On 31 October, a group of researchers, activists and civil society organizations will launch the Egyptian Debt Audit and Cancellation Campaign in coordination with international actions in Europe and Latin America. The main goal of the campaign is to audit and cancel Egypt's foreign debt that was accumulated under ousted President Hosni Mubarak. Based on credit that was extended to a dictatorial regime lacking even minimal standards of accountability, transparency and public oversight, this debt is considered "odious".
Egypt's outstanding foreign debt hovers around $35 billion or 15 percent of the GDP. Some may contend that Egypt is not a heavily indebted country. Foreign debt stock (denominated in foreign currencies) is by no means huge as compared to countries with similar income. Foreign debt service has constantly decreased since the early 1990s. According to the Ministry of Finance, the ratio of foreign debt service (interest and installment payments) to exports was around 6 percent in July/August 2011, which is far from alarming.
But foreign debt is only one side of the story. If domestic debt is considered as well, then Egypt is a heavily indebted country. Domestic debt, which refers to credit denominated in Egyptian pounds, stands at a massive 68 percent of the total GDP. This ratio exceeds the "safe limit" set by the Copenhagen criteria (60 percent) and is a definite cause for alarm. If domestic and external debt are added up, Egypt's total public debt is a staggering 83 percent.

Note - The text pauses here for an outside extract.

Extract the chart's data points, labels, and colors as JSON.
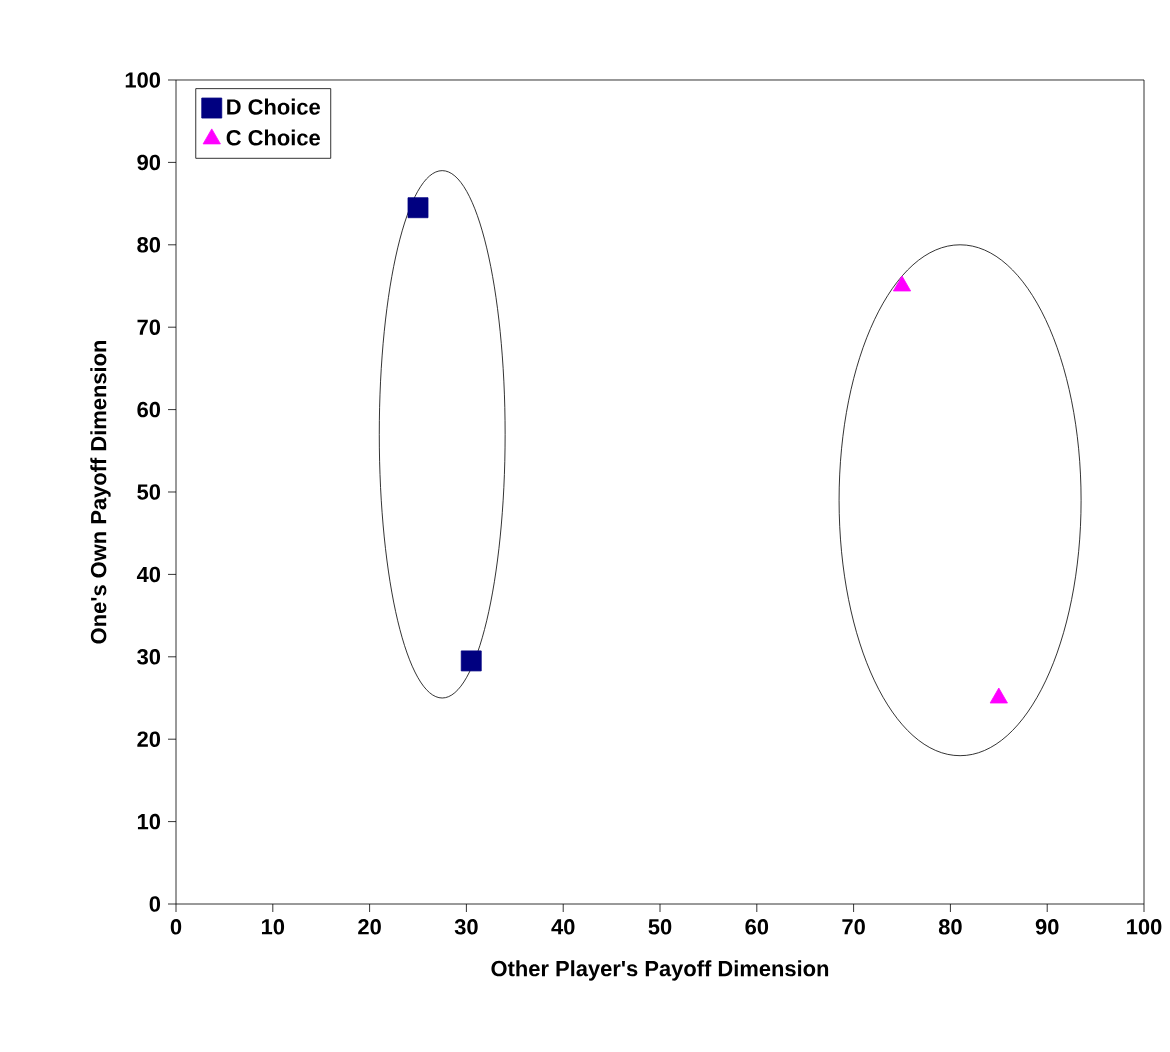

Public debt service is considerably high as a percentage of public expenditure. According to the Ministry of Finance, in July/August 2011 it constituted 29.2 and 22.3 percent of total expenditure respectively. These figures suggest that a considerable percentage of government expenditure goes to debt service instead of public services like health, education and infrastructure. Egypt's outstanding debt reveals how problematic public finances were under Mubarak. They also reveal the weak institutional framework that should have monitored and audited Egypt's mounting debt, be it foreign or domestic.
There are three good reasons to audit and cancel Egypt's foreign debt.
The first is ethical: Why should Egypt’s future generations pay for debts they didn't know about, let alone approve? Foreign governments and international financial institutions provided the Mubarak regime with credit despite a lack of transparency and accountability. Where all the money ultimately went remains a legitimate question given the surge of recent reports about high levels of corruption and cronyism inside the Mubarak regime.
The second is political: Foreign debt cancellation will help reduce Egypt‘s overall public debt, which is quite massive. It can become an effective tool to support Egypt's economic recovery in the short and long run. Debt cancellation is akin to raising capital inflows, which is key for any country undergoing a democratic transition. Putting the request to foreign governments and financial institutions, especially Western countries, would be an occasion to test their commitment to democratization in Egypt.
The third is strategic: A debt audit and cancellation will help ensure that no future credit is extended to Egypt without adequate guarantees for transparency and accountability. By shining a light on Egypt‘s budgeting, taxation policies and public expenditures, a foreign debt audit is only the first step in democratizing public finances.
The Egyptian revolution raised demands that were not only political, but socio-economic too. State finances top the list of public policies that affect the daily lives of millions of Egyptians. Unless they become subject to more transparency and popular scrutiny, democratization will remain incomplete. The Egyptian Debt Audit and Cancellation Campaign hopes to eventually shift focus from foreign debt to domestic debt, and to raise crucial questions about where all the borrowed money ended up. Ultimately, the campaign hopes to ensure that Egypt's public finances really become public.